VI. Transportation Infrastructure Finance and Innovation Act (TIFIA). The programs of this agency of the US Department of Transportation support only large domestic transportation infrastructure projects including highway, passenger rail, ports and airports, intelligent transportation systems, and other related projects.
TIFIA invests in PPPs along with private investors in terms of direct loans, loan guarantees, and standby letters of credit to projects of national and regional
importance. Credit assistance is usually capped at 33% of reasonably estimated project costs and senior debt and TIFIA loans must have investment grade ratings.

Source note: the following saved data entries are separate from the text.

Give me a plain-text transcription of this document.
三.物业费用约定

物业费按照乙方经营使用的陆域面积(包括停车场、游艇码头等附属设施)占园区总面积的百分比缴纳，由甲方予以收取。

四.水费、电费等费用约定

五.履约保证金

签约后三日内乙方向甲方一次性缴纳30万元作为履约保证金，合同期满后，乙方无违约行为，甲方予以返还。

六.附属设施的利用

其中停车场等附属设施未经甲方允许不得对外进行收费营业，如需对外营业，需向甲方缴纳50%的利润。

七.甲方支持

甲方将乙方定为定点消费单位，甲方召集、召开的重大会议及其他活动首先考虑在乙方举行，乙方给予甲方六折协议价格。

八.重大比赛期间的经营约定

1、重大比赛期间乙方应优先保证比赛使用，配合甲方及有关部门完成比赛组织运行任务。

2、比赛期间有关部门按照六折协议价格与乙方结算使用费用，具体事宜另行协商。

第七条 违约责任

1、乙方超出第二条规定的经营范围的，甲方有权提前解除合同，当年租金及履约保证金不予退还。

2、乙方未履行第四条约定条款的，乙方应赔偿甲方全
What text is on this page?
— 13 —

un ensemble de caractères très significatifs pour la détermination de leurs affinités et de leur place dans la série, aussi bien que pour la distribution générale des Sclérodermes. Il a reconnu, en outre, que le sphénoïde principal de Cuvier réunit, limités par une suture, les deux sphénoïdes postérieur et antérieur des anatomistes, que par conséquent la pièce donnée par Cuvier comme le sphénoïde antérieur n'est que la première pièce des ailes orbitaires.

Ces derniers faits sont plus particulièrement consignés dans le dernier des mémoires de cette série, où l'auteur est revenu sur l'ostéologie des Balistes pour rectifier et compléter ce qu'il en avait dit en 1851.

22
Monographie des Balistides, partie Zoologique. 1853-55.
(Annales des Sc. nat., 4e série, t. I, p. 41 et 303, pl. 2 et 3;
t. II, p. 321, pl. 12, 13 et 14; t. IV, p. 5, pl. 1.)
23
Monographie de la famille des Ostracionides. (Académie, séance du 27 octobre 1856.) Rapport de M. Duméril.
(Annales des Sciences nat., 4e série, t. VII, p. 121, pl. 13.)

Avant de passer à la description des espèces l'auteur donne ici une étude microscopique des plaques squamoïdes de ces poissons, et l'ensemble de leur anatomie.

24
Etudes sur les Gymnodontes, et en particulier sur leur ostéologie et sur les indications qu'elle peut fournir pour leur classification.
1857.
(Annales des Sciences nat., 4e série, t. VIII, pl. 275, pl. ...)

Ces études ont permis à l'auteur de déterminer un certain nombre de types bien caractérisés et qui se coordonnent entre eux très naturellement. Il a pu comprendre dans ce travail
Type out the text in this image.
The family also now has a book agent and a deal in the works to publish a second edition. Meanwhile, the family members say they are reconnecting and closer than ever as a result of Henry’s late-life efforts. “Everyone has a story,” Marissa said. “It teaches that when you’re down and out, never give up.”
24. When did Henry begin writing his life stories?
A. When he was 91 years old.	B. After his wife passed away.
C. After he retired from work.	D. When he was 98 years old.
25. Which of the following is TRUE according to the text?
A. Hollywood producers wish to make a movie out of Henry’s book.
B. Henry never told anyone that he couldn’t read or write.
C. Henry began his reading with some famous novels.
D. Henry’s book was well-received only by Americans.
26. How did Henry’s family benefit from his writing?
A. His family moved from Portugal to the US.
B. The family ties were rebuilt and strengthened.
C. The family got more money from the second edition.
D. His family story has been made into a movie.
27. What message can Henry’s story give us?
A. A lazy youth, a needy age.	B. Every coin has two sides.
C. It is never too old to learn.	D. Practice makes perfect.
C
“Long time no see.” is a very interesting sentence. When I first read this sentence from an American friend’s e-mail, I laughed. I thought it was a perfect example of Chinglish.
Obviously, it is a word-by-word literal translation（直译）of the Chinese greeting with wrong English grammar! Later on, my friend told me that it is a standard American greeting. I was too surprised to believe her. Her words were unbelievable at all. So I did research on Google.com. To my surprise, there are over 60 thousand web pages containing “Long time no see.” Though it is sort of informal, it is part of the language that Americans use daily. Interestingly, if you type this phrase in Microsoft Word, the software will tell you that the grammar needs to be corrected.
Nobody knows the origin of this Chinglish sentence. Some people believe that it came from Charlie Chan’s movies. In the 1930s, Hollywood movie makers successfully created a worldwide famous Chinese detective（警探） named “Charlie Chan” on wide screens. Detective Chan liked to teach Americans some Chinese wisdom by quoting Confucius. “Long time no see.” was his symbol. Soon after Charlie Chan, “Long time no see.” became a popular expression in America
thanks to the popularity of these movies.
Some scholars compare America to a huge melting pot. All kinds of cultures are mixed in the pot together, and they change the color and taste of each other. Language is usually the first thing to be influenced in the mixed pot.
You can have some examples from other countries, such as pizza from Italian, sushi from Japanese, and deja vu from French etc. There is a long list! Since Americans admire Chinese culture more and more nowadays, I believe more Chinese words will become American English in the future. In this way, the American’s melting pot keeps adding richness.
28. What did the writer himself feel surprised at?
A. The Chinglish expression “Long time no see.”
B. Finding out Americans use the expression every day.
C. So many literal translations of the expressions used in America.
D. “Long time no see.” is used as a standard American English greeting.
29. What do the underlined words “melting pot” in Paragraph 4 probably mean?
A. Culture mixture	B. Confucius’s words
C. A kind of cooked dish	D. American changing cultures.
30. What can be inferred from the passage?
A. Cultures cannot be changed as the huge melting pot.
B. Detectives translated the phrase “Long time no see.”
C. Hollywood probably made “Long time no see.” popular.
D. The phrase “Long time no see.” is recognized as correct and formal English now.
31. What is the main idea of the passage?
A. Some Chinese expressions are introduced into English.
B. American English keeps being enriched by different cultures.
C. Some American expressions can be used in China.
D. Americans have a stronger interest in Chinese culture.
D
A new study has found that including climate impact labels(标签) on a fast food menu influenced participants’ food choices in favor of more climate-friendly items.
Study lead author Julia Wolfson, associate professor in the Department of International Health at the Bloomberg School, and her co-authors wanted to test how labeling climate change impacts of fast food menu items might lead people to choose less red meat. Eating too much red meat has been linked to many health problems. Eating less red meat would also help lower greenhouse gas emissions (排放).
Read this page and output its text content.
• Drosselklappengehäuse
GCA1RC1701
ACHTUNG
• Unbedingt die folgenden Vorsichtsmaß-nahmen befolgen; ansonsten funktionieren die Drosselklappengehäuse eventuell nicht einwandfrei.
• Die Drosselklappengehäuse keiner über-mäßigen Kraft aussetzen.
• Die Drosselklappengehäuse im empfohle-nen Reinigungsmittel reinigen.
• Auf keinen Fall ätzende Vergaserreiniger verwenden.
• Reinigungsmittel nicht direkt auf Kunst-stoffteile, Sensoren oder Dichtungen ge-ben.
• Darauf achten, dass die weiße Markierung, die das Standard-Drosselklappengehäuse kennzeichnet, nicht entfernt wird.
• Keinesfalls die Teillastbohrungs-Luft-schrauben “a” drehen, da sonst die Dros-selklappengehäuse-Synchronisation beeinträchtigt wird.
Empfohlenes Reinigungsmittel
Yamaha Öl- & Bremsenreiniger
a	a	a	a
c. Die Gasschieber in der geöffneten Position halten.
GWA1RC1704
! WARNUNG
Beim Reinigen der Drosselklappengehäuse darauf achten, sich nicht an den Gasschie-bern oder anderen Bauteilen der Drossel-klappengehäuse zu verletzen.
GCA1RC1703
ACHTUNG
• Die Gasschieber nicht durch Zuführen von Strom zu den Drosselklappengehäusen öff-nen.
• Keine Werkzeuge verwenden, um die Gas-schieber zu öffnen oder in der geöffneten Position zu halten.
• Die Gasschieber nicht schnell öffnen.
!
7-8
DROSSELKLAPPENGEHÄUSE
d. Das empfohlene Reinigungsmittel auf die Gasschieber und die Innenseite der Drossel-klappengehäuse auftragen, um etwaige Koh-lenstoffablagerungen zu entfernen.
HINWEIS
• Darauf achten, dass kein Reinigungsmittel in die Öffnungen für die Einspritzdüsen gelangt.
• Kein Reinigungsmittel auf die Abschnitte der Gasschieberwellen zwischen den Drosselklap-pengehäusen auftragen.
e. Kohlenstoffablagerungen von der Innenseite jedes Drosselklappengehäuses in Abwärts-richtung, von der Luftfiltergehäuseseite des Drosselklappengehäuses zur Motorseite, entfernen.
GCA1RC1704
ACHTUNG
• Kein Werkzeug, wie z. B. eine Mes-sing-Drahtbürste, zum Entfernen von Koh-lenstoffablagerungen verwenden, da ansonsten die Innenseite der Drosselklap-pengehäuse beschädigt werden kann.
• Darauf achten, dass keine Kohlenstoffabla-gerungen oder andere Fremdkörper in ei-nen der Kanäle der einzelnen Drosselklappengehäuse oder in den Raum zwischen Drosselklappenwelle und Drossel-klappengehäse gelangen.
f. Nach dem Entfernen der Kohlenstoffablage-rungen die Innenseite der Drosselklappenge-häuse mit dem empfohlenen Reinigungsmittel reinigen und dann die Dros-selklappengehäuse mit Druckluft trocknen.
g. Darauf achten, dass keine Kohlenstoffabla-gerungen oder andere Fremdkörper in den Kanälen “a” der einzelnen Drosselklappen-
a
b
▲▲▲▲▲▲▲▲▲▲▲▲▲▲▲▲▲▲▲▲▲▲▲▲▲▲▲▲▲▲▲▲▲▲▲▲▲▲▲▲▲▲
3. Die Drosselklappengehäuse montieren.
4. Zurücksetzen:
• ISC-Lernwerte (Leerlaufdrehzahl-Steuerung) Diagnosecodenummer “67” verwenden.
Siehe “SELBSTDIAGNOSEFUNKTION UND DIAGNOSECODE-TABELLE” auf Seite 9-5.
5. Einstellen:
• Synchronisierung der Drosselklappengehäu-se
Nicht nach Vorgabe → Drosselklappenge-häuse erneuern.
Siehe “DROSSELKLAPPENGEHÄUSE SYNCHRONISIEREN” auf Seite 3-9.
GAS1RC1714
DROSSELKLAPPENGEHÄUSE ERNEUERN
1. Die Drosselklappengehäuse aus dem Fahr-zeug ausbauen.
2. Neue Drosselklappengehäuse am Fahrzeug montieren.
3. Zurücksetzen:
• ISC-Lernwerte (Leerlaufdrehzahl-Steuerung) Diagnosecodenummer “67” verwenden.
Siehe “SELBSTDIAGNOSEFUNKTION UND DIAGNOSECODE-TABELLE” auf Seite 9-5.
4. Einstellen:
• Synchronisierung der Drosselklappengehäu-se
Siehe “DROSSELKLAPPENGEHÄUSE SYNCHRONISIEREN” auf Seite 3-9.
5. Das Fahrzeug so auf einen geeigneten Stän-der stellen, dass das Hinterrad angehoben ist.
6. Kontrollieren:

VII. State Infrastructure Banks (SIBs). Established by the US Department of Transportation, these are revolving infrastructure investment funds for surface
transportation projects that are created and managed by individual states. A SIB, much like a private bank, can offer a range of loans and credit assistance enhancement
products to public and private sponsors of highway construction projects, transit capital projects, and railroad projects. SIBs offer loans for all or part of the cost of a project with flexible terms and at market or below market rates and short term
construction funding or long term financing. They also provide letters of credit, bond insurance and loan guarantees, and security for bond or debt financing instruments.